We propose a novel Generative Malware Defense strategy. When an antivirus company detects a malware sample

$m$

, they should: (i) generate a set

${Var}(m)$

of several variants of

$m$

and then (ii) train their malware classifiers on their usual training set augmented with

${Var}(m)$

. We believe this leads to a more proactive defense by making the classifiers more robust to future malware developed by the attacker. We formally define the malware generation problem as a non-traditional optimization problem. Our novel GLAMP (Generative Learning for Adversarially-robust Malware Prediction) framework analyzes the complexity of the malware generation problem and includes novel malware variant generation algorithms for (i) that leverage the complexity results. Our experiments show that a sufficiently large percentage of samples generated by GLAMP are able to evade both commercial anti-virus and machine learning classifiers with evasion rates up to 83.81% and 50.54%, respectively. GLAMP then proposes an adversarial training model as well. Our experiments show that GLAMP generates running malware that can evade 11 white boxclassifiers and 4 commercial (i.e., black box) detectors. Our experiments show GLAMP’s best adversarial training engine improves the recall by 16.1% and the F1 score by 2.4%-5.4% depending on the test set used.

查看原文本刊更多论文

生成学习用于对抗鲁棒性恶意软件预测

我们提出了一种新的生成式恶意软件防御策略。当反病毒公司检测到恶意软件样本$m$时，他们应该：(i)由$m$的几个变体生成一个集${Var}(m)$，然后（ii）在用${Var}(m)$增强的常规训练集上训练他们的恶意软件分类器。我们相信，通过使分类器对攻击者开发的未来恶意软件更加健壮，这将导致更主动的防御。我们将恶意软件生成问题正式定义为一个非传统的优化问题。我们新颖的GLAMP（生成学习对抗鲁棒恶意软件预测）框架分析了恶意软件生成问题的复杂性，并包括利用复杂性结果的新型恶意软件变体生成算法(i)。我们的实验表明，GLAMP生成的足够大百分比的样本能够逃避商业反病毒和机器学习分类器，逃避率分别高达83.81%和50.54%。然后，GLAMP也提出了一个对抗训练模型。我们的实验表明，GLAMP生成的运行恶意软件可以逃避11个白盒分类器和4个商业（即黑匣子）检测器。

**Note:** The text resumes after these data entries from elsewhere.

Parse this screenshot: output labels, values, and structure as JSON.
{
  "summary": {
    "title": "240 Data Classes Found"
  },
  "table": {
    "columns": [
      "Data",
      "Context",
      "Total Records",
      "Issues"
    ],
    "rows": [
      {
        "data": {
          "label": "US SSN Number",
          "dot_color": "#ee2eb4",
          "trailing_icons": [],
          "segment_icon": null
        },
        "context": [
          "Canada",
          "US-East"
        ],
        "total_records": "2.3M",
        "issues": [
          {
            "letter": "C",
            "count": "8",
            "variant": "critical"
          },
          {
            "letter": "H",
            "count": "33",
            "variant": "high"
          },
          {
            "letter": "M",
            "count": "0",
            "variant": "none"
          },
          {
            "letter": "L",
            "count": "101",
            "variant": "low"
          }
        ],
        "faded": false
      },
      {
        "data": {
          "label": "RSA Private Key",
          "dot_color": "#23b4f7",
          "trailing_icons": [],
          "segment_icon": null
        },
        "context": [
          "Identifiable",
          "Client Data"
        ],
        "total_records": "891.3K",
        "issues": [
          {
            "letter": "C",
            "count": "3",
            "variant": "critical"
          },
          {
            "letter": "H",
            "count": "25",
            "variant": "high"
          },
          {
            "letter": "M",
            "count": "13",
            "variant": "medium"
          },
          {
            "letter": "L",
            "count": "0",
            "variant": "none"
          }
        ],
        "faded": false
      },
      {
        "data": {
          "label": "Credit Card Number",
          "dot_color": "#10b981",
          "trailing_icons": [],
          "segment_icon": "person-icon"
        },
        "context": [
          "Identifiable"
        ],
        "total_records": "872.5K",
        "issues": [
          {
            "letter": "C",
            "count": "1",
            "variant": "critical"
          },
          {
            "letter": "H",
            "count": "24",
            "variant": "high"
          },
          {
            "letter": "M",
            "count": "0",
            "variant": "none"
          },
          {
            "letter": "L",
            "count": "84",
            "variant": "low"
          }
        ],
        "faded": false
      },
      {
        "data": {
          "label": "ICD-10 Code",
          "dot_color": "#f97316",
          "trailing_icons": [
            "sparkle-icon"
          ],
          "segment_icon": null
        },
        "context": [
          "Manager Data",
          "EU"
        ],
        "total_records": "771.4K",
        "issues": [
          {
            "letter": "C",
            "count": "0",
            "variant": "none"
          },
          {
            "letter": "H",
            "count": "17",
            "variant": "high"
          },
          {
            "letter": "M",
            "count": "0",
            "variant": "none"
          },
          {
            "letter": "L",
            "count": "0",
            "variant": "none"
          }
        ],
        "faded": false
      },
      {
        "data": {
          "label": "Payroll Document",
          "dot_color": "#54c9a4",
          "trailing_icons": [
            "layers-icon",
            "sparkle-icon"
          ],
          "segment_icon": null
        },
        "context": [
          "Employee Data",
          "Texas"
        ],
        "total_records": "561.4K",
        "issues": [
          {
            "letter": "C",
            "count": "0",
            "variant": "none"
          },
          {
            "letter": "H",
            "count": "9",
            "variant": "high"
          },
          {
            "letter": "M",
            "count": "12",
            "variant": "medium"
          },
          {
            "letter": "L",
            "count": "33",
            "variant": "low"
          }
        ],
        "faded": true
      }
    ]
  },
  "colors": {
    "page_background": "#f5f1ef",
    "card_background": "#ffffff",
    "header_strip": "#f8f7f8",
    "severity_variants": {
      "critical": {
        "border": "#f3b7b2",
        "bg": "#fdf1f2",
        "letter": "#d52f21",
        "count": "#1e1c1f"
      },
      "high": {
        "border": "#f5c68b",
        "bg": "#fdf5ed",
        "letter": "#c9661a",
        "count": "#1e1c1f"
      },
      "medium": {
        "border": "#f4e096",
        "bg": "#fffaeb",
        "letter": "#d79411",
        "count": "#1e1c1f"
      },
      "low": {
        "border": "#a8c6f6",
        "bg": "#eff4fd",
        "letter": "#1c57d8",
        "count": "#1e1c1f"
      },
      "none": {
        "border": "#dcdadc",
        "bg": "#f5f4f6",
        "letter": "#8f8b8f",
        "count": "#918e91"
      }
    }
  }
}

我们的实验表明，根据所使用的测试集，GLAMP最好的对抗性训练引擎将召回率提高了16.1%，F1分数提高了2.4%-5.4%。

本文章由计算机程序翻译，如有差异，请以英文原文为准。

求助全文

约1分钟内获得全文求助全文

来源期刊

IEEE Transactions on Emerging Topics in Computing Computer Science-Computer Science (miscellaneous)

CiteScore

12.10

自引率

5.10%

发文量

113

期刊介绍： IEEE Transactions on Emerging Topics in Computing publishes papers on emerging aspects of computer science, computing technology, and computing applications not currently covered by other IEEE Computer Society Transactions. Some examples of emerging topics in computing include: IT for Green, Synthetic and organic computing structures and systems, Advanced analytics, Social/occupational computing, Location-based/client computer systems, Morphic computer design, Electronic game systems, & Health-care IT.